Welk waterbeleid moeten we daartoe voeren?
Nathalie Debast: “Deze meerlaagse waterveiligheid vraagt samenwerking en inspanningen van vele publieke en private actoren. De Vlaamse Waterweg combineert waterveiligheid, ruimte voor water en natuurontwikkeling in het Sigmaplan. Verschillende waterloopbeheerders bouwen gestuurde bufferbekkens. De gemeenten voeren lokaal ruimtelijk beleid, waterbeleid en klimaatbeleid en bundelen visie en maatregelen in hemelwater- en droogteplannen en klimaatadaptieplannen. Er zijn ook koppelkansen te vinden in de aanpak van wateroverlast en droogte. Daarnaast heb je ook de Blue Deal en het relanceplan Vlaamse Veerkracht via dewelke nu eenmalig een mooi pakket aan extra investeringsmiddelen (343 miljoen euro) voorzien zijn voor het waterbeleid.”

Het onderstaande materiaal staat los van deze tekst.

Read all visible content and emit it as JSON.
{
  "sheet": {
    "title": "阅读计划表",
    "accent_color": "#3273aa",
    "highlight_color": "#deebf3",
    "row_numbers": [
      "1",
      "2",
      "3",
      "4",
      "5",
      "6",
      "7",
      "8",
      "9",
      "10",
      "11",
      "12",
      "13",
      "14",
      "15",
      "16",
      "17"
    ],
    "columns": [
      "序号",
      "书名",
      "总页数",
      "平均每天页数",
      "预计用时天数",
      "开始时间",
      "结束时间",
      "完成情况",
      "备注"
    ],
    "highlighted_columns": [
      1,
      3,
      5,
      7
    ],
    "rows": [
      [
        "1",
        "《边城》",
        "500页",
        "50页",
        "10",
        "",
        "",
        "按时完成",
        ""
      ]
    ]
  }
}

Patrick Willems: “We moeten ook kijken naar onze riviervalleien. Destijds zijn we veel rivieren gaan indijken en is er gebouwd tot bijna tegen de rivier. Vele meanders van onze rivieren, maar ook groenbermen en houtkanten zijn gewoon verdwenen. Daardoor zijn we veel natuurlijke overstromingsgebieden verloren. Die zones die nog vrij zijn moeten we vrijwaren en proberen te herstellen. Dat wil zeggen de oorspronkelijke wetlands die door drainage zijn drooggelegd voor (land-)bouw of industrie terug in ere herstellen zodat je het water terug ruimte geeft en extra buffercapaciteit hebt. Zo kan je je kwetsbaarheid verminderen. Dat gebeurt nu al bijvoorbeeld bij de Demerbroeken waar ze 28 oude meanders terug gaan aansluiten als onderdeel van het Sigmaplan. Ook de dijken langs de rivieren kan je beter terug naar hetzelfde niveau brengen van de rivier. De dijken voorzie je dan best rond de steden en dorpskernen waardoor je die extra kan beschermen.”
Wat met mensen die nu in gevoelig overstromingsgebied wonen?
Patrick Willems: “Uiteraard hadden die destijds beter geen bouwvergunning gekregen maar je kan nu moeilijk volledige wijken gaan ontruimen. Alleen moeten de mensen daar bewust zijn van het feit dat er risico’s aan verbonden zijn. Daar waar er nog niet gebouwd is, moeten we dat vooral zo houden. Dus in die signaalgebieden kunnen gemeentebesturen best geen bouwvergunningen meer verlenen, ook al staan die in het gewestplan als bouwzone ingeschreven. Voor de rest gaan we, ondanks alle maatregelen, af en toe moeten accepteren dat de weersomstandigheden zo extreem zijn dat we overstromingen niet de baas gaan kunnen zijn. Zoals in juli is gebeurd. Met geen enkele maatregel kan je dergelijke overstroming volledig vermijden. Je kan enkel de gevolgen zoveel mogelijk beperken."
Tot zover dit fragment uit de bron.